One, moralism is where you read the Bible and only look for good things to do and bad things to avoid. This leads to what is called “works” theology where you work hard to both do the good things and not do the bad things. The hope is that you do enough good and avoid enough bad that God will be pleased with you and accept you. Moralism is not a Christian way of reading the Bible.

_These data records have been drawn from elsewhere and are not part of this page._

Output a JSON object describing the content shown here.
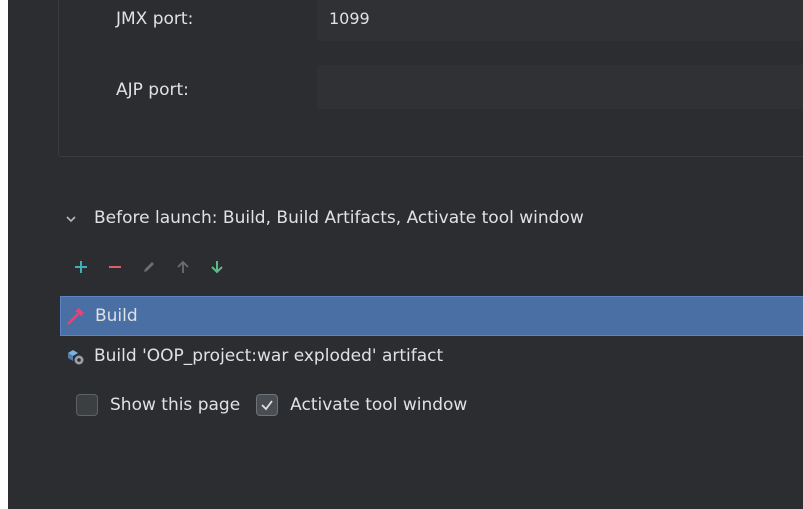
{
  "server": {
    "jmx_label": "JMX port:",
    "jmx_value": "1099",
    "ajp_label": "AJP port:",
    "ajp_value": ""
  },
  "before_launch": {
    "header": "Before launch: Build, Build Artifacts, Activate tool window",
    "toolbar": {
      "add": "add-icon",
      "remove": "remove-icon",
      "edit": "pencil-icon",
      "up": "arrow-up-icon",
      "down": "arrow-down-icon"
    },
    "items": [
      {
        "label": "Build",
        "icon": "hammer-icon",
        "selected": true
      },
      {
        "label": "Build 'OOP_project:war exploded' artifact",
        "icon": "artifact-icon",
        "selected": false
      }
    ]
  },
  "options": {
    "show_page_label": "Show this page",
    "show_page_checked": false,
    "activate_tool_label": "Activate tool window",
    "activate_tool_checked": true
  },
  "colors": {
    "background": "#2b2d30",
    "selection": "#4a6fa5",
    "add": "#3fb2b9",
    "remove": "#e05c6a",
    "down": "#5fb88a",
    "hammer": "#e0457b"
  }
}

Two, a Christ centered reading of the Bible tries to connect the stories, themes, and details to the person and work of Jesus. This leads to what is called “grace” theology where Jesus accomplishes salvation for us by his works–namely his sinless life, substitutionary death, and bodily resurrection. Faith in what Jesus has done for us gives us assurance that God accepts us because of Jesus Christ. Christ centered Bible reading is a distinctively Christian way of reading the Bible, and it is the way that Jesus teaches us to read it.
Religious leaders who came to argue with Jesus did not understand the numerous actions that point to Him in the Old Testament. For example, when a Priest offers a sacrifice for sinners in the Temple, it points to Jesus as our High Priest who offers Himself as a sacrifice for sinners on the cross in His body, which is the Temple of God’s perfect presence on the earth. When Jacob saw a ladder come down from heaven with the angels ascending and descending upon it between heaven and earth, it pointed to Jesus who would come down from heaven to take us up to heaven.
Practically speaking, there are many Old Testament leadership roles that Jesus fulfils. Priests point to Jesus our Great High Priest. Prophets point to Jesus as the Word of God. Kings point to Jesus as King of Kings. Shepherds point to Jesus as the Good Shepherd. Judges point to Jesus as the Judge of the living and dead. Teachers point to Jesus as our Rabbi teacher.
How do you view your Bible reading? Do you look for Jesus in every passage?